“Well, if that telegraph fellow isn’t a trump!” thought Myles, as he finished reading this friendly note. “He has sent me the exact sum that I asked the office for in that dispatch, and sent it in such a delicate, generous way that I don’t see how I can very well refuse to take it. He is, indeed, ‘a friend in need,’ and one whom I won’t forget in a hurry. Yes, I will use the money, now that it has actually come to me, for I shall certainly soon be able to pay it back.”

With a lighter heart than he had known since arriving in this town of incident and adventure, and with the bill in his hand, Myles ran down stairs and called for the proprietor, to whom he said:

“I’ll thank you, sir, for my watch, together with a receipted bill for my board to date, and here is the money to pay it. If there was any other hotel in town I would not spend another minute in yours, you may depend upon it. Now make the change quickly, if you please, for I am in a hurry.”

The landlord did not deign to reply to this little speech; but, taking the proffered bill and satisfying himself that it was genuine, he handed out the change, the watch, and a receipt without a word.

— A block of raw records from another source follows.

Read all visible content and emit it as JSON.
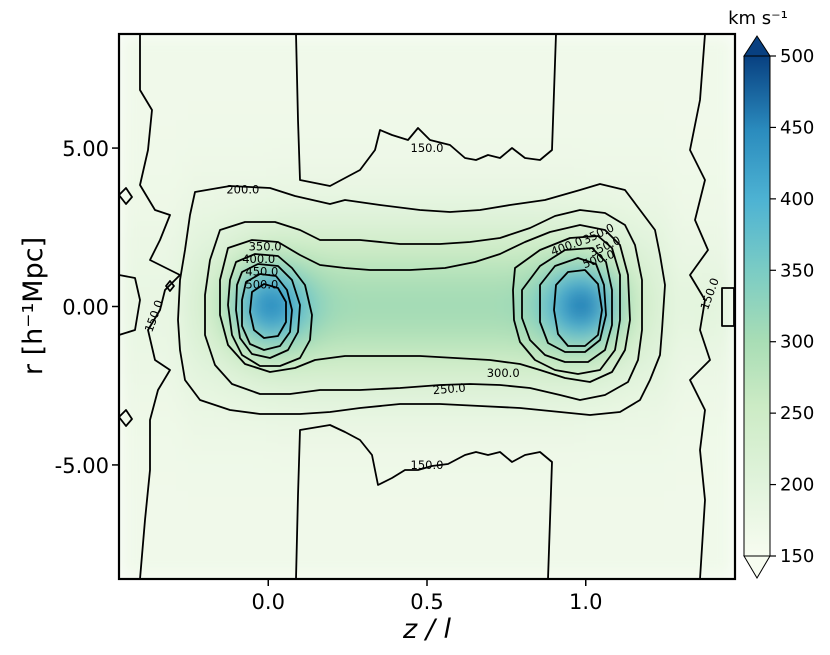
{
  "chart_data": {
    "type": "heatmap",
    "title": "",
    "xlabel": "z / l",
    "ylabel": "r [h⁻¹Mpc]",
    "xlim": [
      -0.47,
      1.47
    ],
    "ylim": [
      -8.6,
      8.6
    ],
    "x_ticks": [
      {
        "value": 0.0,
        "label": "0.0"
      },
      {
        "value": 0.5,
        "label": "0.5"
      },
      {
        "value": 1.0,
        "label": "1.0"
      }
    ],
    "y_ticks": [
      {
        "value": 5.0,
        "label": "5.00"
      },
      {
        "value": 0.0,
        "label": "0.00"
      },
      {
        "value": -5.0,
        "label": "-5.00"
      }
    ],
    "colormap": "GnBu",
    "colorbar": {
      "label": "km s⁻¹",
      "range": [
        150,
        500
      ],
      "extend": "both",
      "ticks": [
        {
          "value": 500,
          "label": "500"
        },
        {
          "value": 450,
          "label": "450"
        },
        {
          "value": 400,
          "label": "400"
        },
        {
          "value": 350,
          "label": "350"
        },
        {
          "value": 300,
          "label": "300"
        },
        {
          "value": 250,
          "label": "250"
        },
        {
          "value": 200,
          "label": "200"
        },
        {
          "value": 150,
          "label": "150"
        }
      ]
    },
    "contour_levels": [
      150,
      200,
      250,
      300,
      350,
      400,
      450,
      500
    ],
    "contour_labels": [
      {
        "text": "150.0",
        "x": 0.5,
        "y": 5.0,
        "rotation": 0
      },
      {
        "text": "150.0",
        "x": 0.5,
        "y": -5.0,
        "rotation": 0
      },
      {
        "text": "150.0",
        "x": -0.36,
        "y": -0.3,
        "rotation": -70
      },
      {
        "text": "150.0",
        "x": 1.39,
        "y": 0.4,
        "rotation": -70
      },
      {
        "text": "200.0",
        "x": -0.08,
        "y": 3.7,
        "rotation": 0
      },
      {
        "text": "250.0",
        "x": 0.57,
        "y": -2.6,
        "rotation": -5
      },
      {
        "text": "300.0",
        "x": 0.74,
        "y": -2.1,
        "rotation": 0
      },
      {
        "text": "350.0",
        "x": -0.01,
        "y": 1.9,
        "rotation": 0
      },
      {
        "text": "400.0",
        "x": -0.03,
        "y": 1.5,
        "rotation": 0
      },
      {
        "text": "450.0",
        "x": -0.02,
        "y": 1.1,
        "rotation": 0
      },
      {
        "text": "500.0",
        "x": -0.02,
        "y": 0.7,
        "rotation": 0
      },
      {
        "text": "350.0",
        "x": 1.04,
        "y": 2.3,
        "rotation": -25
      },
      {
        "text": "400.0",
        "x": 0.94,
        "y": 1.9,
        "rotation": -20
      },
      {
        "text": "500.0",
        "x": 1.04,
        "y": 1.5,
        "rotation": -20
      },
      {
        "text": "350.0",
        "x": 1.06,
        "y": 1.9,
        "rotation": -25
      }
    ],
    "features": [
      {
        "name": "left-peak",
        "center_x": 0.0,
        "center_y": 0.0,
        "peak_value": 510
      },
      {
        "name": "right-peak",
        "center_x": 1.0,
        "center_y": 0.0,
        "peak_value": 520
      },
      {
        "name": "bridge",
        "center_x": 0.5,
        "center_y": 0.0,
        "peak_value": 330
      }
    ]
  }
}
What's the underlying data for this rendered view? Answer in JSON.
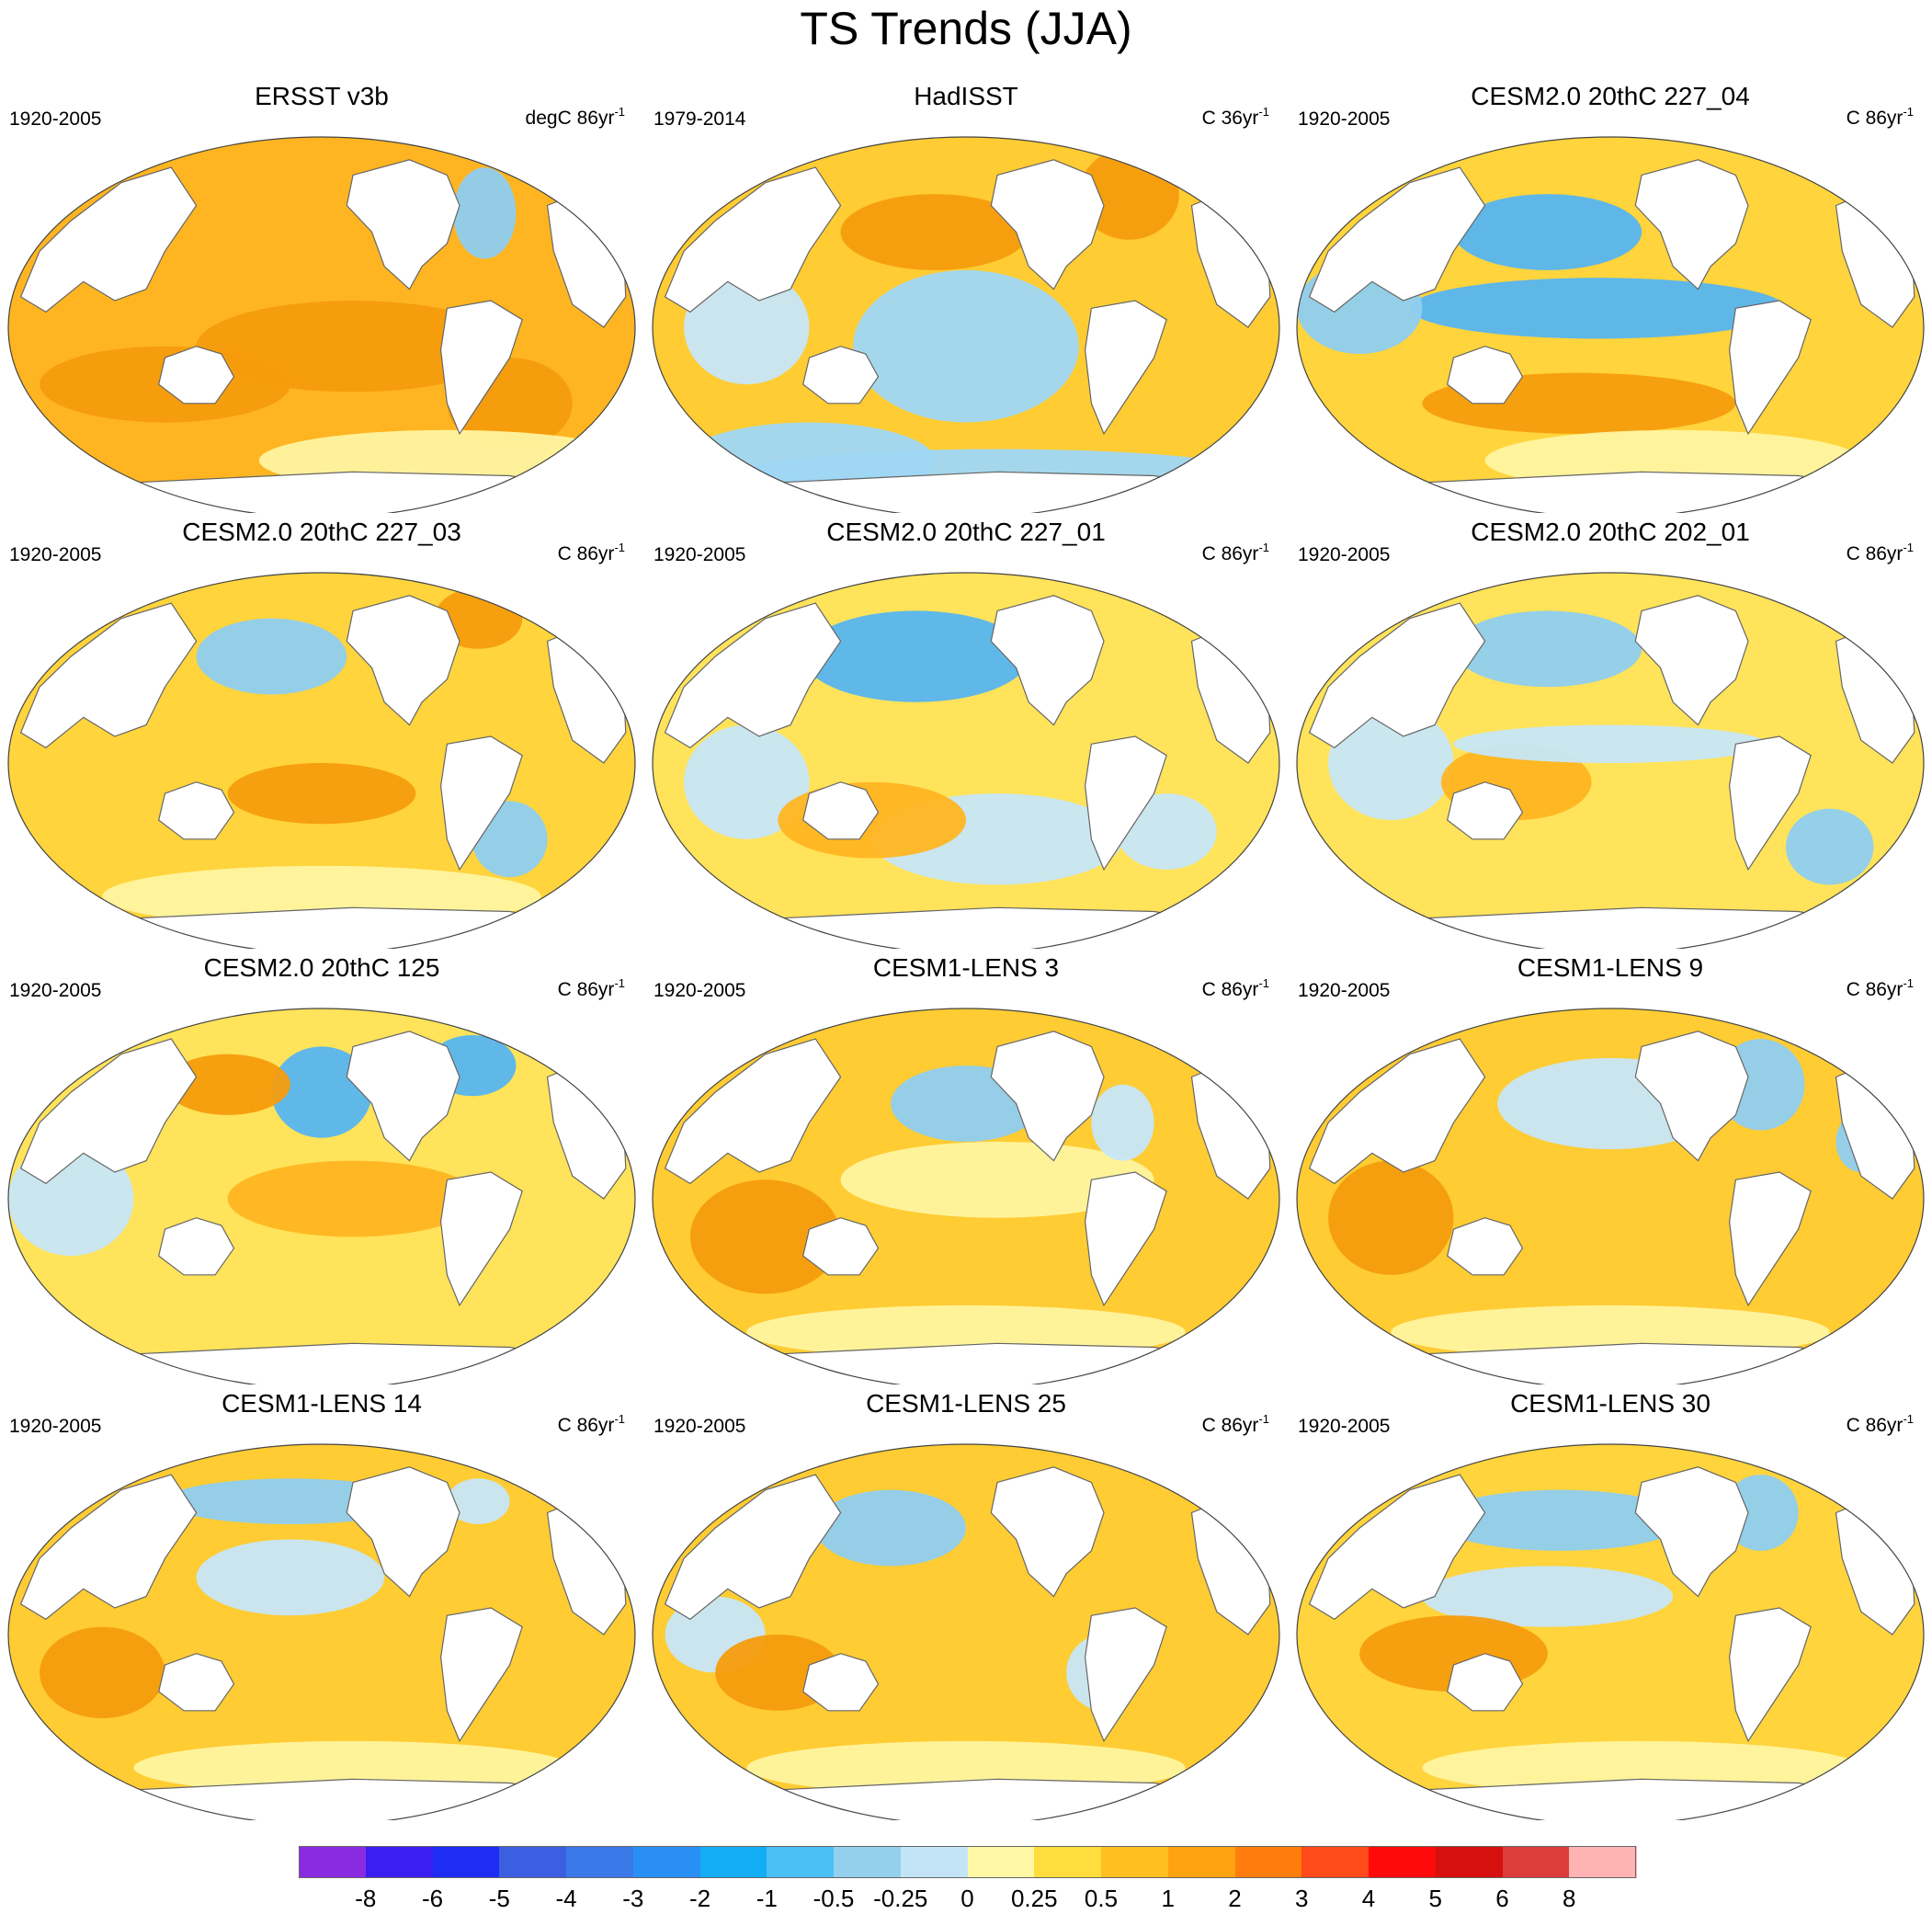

Myles ate his breakfast, or, rather, his lunch, for it was now nearly noon, with a hearty appetite, and then started off briskly and happily toward the railway station, prepared to encounter any adventure that the day might bring forth.


CHAPTER XIII.

THE STRIKERS CAPTURE A TRAIN.

AT THE railway station Myles found the train nearly ready to start and its military passengers on board. A foreman of the locomotive works was to act as engineer, and Ben Watkins was to be fireman. Lieutenant Easter found a seat in the locomotive cab, where Myles would have liked to join him but for the presence of Ben, with whom he wished to hold no communication. The two cars of the train were well filled, for the town was so quiet and so absolutely deserted by the strikers that the lieutenant did not think it necessary to leave more than half a dozen of his men in charge of a corporal to guard the jail and the railroad buildings. So he took nearly the whole of his command with him, and an interesting lot they were to Myles, who now, for the first time, saw them all together.